Given that a small number of people donating blood in the United States are taking antiretrovirals (ARVs), researchers have expressed concern that such medication use, whether as HIV treatment or pre-exposure prophylaxis (PrEP), could mask the presence of HIV and allow the virus into the blood supply, Healio reports.

The Food and Drug Administration (FDA) already bans people living with HIV from donating blood. That said, people who have the virus but do not know it could wind up giving blood, only to be diagnosed through the process. All blood is screened for the presence of HIV before it enters the U.S. blood supply.

The FDA recently reduced from 12 months to three months the deferral period that men must wait to give blood after having had sex with another man. (For decades, there was a lifetime ban on donations from men who had ever had sex with a man.) Some blood donation centers may also require that a donor be off PrEP for 30 days before donating.

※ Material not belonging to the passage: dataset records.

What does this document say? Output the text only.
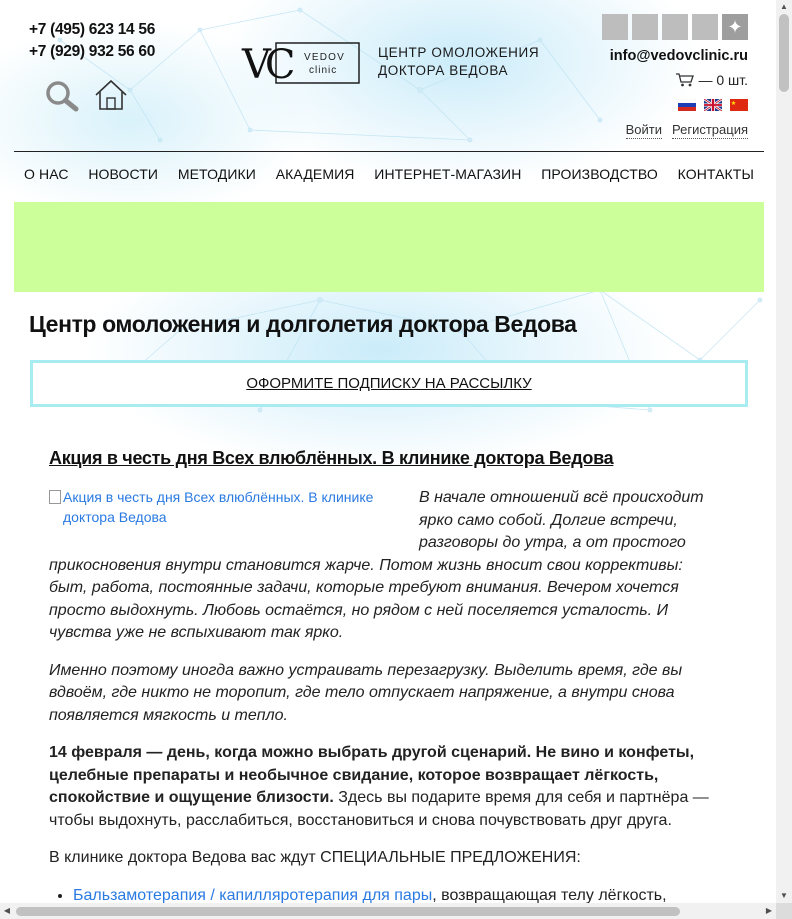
+7 (495) 623 14 56
+7 (929) 932 56 60 VC	VEDOV
clinic
ЦЕНТР ОМОЛОЖЕНИЯ
ДОКТОРА ВЕДОВА
✦
info@vedovclinic.ru
— 0 шт.
Войти Регистрация
О НАС НОВОСТИ МЕТОДИКИ АКАДЕМИЯ ИНТЕРНЕТ-МАГАЗИН ПРОИЗВОДСТВО КОНТАКТЫ
Центр омоложения и долголетия доктора Ведова
ОФОРМИТЕ ПОДПИСКУ НА РАССЫЛКУ
Акция в честь дня Всех влюблённых. В клинике доктора Ведова
Акция в честь дня Всех влюблённых. В клинике доктора Ведова

В начале отношений всё происходит ярко само собой. Долгие встречи, разговоры до утра, а от простого прикосновения внутри становится жарче. Потом жизнь вносит свои коррективы: быт, работа, постоянные задачи, которые требуют внимания. Вечером хочется просто выдохнуть. Любовь остаётся, но рядом с ней поселяется усталость. И чувства уже не вспыхивают так ярко.

Именно поэтому иногда важно устраивать перезагрузку. Выделить время, где вы вдвоём, где никто не торопит, где тело отпускает напряжение, а внутри снова появляется мягкость и тепло.

14 февраля — день, когда можно выбрать другой сценарий. Не вино и конфеты, целебные препараты и необычное свидание, которое возвращает лёгкость, спокойствие и ощущение близости. Здесь вы подарите время для себя и партнёра — чтобы выдохнуть, расслабиться, восстановиться и снова почувствовать друг друга.

В клинике доктора Ведова вас ждут СПЕЦИАЛЬНЫЕ ПРЕДЛОЖЕНИЯ:

• Бальзамотерапия / капилляротерапия для пары, возвращающая телу лёгкость,
▲
▼
◀	▶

Research has solidly proved that if people with HIV maintain a fully suppressed viral load thanks to ARV treatment, they cannot transmit the virus sexually.

However, according to Brian Custer, PhD, MPH, vice president of research and scientific programs at Vitalant Research Institute in San Francisco and the author of the new study on blood donation, it remains theoretically possible that an HIV-positive person with an undetectable viral load could transmit the virus to an individual who receives a blood donation from them. The sheer volume of blood transfused could give rise to transmission, Custer suggests. More research is needed on this topic.

Publishing their findings in the journal Blood, Custer and his colleagues conducted blind testing for ARVs in blood donation samples drawn from a group of individuals identified as having HIV through routine blood-donation screening and another group of donors who tested negative for the virus through screening. The researchers also screened samples from the blood donations of HIV-negative men 18 to 45 years old who gave blood at six U.S. locations, testing for the presence of the two components of Truvada (tenofovir disoproxil fumarate/emtricitabine), the first drug approved for use as PrEP.

The investigators also analyzed data on self-reported use of PrEP around the time of giving blood among men who have sex with men from five U.S. cities who participated in the 2017 Centers for Disease Control and Prevention National HIV Behavioral Surveillance (NHBS) survey.

Among the 300 samples from HIV-negative people that were tested for the presence of ARVs, no such medications were detected. However, 46 (15%) of the samples from the HIV-positive individuals showed evidence of ARVs. Of those samples, 94% came from people who were donating blood for the first time, and 74% were from men.

Among the donors identified as having HIV, first-time donors and those 45 to 54 years old were more likely to test positive for ARVs compared with repeat donors or younger donors.

Out of the 1,494 samples from the first-time male donors who were screened for the drugs in Truvada, nine (0.6%) tested positive for those two ARVs.

Of the 591 men who have sex men who responded to the NHBS survey, 27 (4.8%) reported using PrEP around the time they donated blood.

Custer and his colleagues are concerned that if blood donations come from people with HIV who are taking ARVs or people who have recently taken PrEP and yet contracted the virus, the ARVs in their bloodstream could suppress the virus such that the HIV testing used to screen the blood supply could fail to detect the virus’s presence. Furthermore, it remains at least theoretically possible that such a blood donation could transmit the virus to its recipient.

That said, there is no direct evidence that any HIV transmissions have ever occurred under these circumstances.

“Persons who are HIV positive and taking [ARV treatment] and persons taking PrEP to prevent HIV infection are donating blood,” the study authors concluded. “Both situations could lead to increased risk of HIV transfusion transmission if blood screening assays are unable to detect HIV in donations from infected donors.”